Hurricane Harvey was the second costliest storm in U.S. history, the National Hurricane Center said in a new report released Thursday.
The center’s Tropical Storm Report was released five months after Harvey made landfall on the Texas coast.
The late August storm cost an estimated $125 billion in damage, the administration said. That puts it after only Hurricane Katrina, which caused an estimated $161 billion in damage, according to the report.
The report is one of the most comprehensive pictures yet of the extent of Harvey’s damage. More than 300,000 structures in southeastern Texas were flooded, as were up to 500,000 cars, according to the report.
The storm is blamed for 68 direct deaths, including three in Galveston County. The report counts a direct death as those caused by drowning, or killed by lightning or a wind-related structural collapse.
Other deaths, such as ones caused by heart attacks or house fires, were counted as indirect deaths.
Galveston County officials attributed eight county residents’ deaths to Harvey in the weeks after the storm.
The 36 direct deaths attributed to Harvey make it the deadliest U.S. Storm since Sandy in 2012, and the deadliest hurricane to hit Texas since 1919.
Rain from the storm made Harvey “the most significant tropical cyclone rainfall event” in the United States since reliable records began in the 1880s, the report says. The highest single amount of rainfall was recorded by a gauge in Nederland, a small city just north of Port Arthur. That gauge recorded more than 60 inches of rain.

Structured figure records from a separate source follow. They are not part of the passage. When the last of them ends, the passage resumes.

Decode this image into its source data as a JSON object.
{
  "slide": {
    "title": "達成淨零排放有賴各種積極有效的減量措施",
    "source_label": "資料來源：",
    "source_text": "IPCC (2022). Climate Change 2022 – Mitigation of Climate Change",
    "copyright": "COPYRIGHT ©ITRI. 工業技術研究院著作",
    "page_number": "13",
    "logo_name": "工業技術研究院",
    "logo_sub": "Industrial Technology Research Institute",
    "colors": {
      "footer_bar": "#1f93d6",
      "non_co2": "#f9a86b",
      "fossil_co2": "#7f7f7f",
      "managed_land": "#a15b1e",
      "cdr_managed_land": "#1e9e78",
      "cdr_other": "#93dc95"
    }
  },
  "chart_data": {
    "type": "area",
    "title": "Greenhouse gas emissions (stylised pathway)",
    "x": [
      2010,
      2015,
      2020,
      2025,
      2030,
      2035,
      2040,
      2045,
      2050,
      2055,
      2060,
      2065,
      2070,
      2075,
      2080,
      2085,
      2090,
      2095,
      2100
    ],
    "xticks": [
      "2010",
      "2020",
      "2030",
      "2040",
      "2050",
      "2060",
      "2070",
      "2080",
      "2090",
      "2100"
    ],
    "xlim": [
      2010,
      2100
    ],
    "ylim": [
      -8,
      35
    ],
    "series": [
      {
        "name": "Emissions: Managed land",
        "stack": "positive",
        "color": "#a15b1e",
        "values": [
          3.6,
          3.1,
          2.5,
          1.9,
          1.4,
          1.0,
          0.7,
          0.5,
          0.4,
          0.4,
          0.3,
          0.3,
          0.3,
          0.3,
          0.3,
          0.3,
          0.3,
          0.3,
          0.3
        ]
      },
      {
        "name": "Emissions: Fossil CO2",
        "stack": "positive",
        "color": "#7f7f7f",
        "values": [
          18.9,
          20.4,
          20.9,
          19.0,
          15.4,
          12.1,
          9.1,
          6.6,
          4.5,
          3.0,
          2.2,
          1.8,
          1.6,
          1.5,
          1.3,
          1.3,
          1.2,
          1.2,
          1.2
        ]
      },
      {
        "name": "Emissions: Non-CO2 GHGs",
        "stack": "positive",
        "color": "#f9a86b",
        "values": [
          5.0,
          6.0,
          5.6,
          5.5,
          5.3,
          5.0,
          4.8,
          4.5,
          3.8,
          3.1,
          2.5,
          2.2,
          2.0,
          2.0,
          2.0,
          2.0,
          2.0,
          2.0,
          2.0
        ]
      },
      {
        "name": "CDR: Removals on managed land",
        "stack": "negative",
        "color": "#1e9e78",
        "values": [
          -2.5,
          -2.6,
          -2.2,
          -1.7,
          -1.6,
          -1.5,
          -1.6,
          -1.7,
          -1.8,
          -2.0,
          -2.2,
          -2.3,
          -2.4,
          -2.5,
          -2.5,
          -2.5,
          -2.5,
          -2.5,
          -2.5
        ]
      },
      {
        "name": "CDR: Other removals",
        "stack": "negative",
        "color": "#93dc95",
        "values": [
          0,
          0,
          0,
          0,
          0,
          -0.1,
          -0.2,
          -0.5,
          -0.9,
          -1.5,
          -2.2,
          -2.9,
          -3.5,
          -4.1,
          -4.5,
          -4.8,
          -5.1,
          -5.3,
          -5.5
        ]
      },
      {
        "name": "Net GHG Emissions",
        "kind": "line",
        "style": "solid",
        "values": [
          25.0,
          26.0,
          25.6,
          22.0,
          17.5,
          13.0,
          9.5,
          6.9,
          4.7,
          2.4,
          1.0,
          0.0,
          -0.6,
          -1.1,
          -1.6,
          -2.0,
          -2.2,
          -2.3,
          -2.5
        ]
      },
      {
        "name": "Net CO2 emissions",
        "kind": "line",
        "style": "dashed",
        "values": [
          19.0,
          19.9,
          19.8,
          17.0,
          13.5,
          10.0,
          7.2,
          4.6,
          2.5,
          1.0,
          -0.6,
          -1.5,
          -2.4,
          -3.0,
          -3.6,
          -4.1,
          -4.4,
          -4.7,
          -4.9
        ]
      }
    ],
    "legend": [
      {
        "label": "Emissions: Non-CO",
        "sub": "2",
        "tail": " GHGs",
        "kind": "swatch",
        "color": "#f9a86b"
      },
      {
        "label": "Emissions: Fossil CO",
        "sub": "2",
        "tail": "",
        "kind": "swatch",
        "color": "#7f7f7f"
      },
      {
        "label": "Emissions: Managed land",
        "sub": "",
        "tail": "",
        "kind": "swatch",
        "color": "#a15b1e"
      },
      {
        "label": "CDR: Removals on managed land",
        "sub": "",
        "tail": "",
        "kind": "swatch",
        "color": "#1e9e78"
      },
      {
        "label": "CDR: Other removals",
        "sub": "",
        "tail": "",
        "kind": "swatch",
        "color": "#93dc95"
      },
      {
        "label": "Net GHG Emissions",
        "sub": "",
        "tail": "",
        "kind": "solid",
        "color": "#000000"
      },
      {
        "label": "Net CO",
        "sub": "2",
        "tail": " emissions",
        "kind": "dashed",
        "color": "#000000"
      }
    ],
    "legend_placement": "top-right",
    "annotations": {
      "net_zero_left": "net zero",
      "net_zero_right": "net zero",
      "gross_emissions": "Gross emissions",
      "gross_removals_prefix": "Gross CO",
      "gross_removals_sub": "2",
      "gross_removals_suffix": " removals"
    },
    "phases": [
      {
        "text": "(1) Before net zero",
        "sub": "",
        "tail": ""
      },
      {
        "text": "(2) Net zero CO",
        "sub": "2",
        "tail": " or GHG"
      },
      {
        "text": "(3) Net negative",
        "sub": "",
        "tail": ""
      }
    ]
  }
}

The highest recorded total in Galveston County was in Friendswood, which recorded 56 inches of rain between Aug. 25 and Aug. 31.
Those totals were far more than the National Weather Service predicted in the days and hours before the storm. The service initially predicted a total of 20 inches of rain in some areas as Harvey formed in the Gulf of Mexico.
Just hours before the storm made landfall, forecasters increased their prediction to up to 40 inches of rainfall, a figure that still proved to be under the ultimate total of the deluge.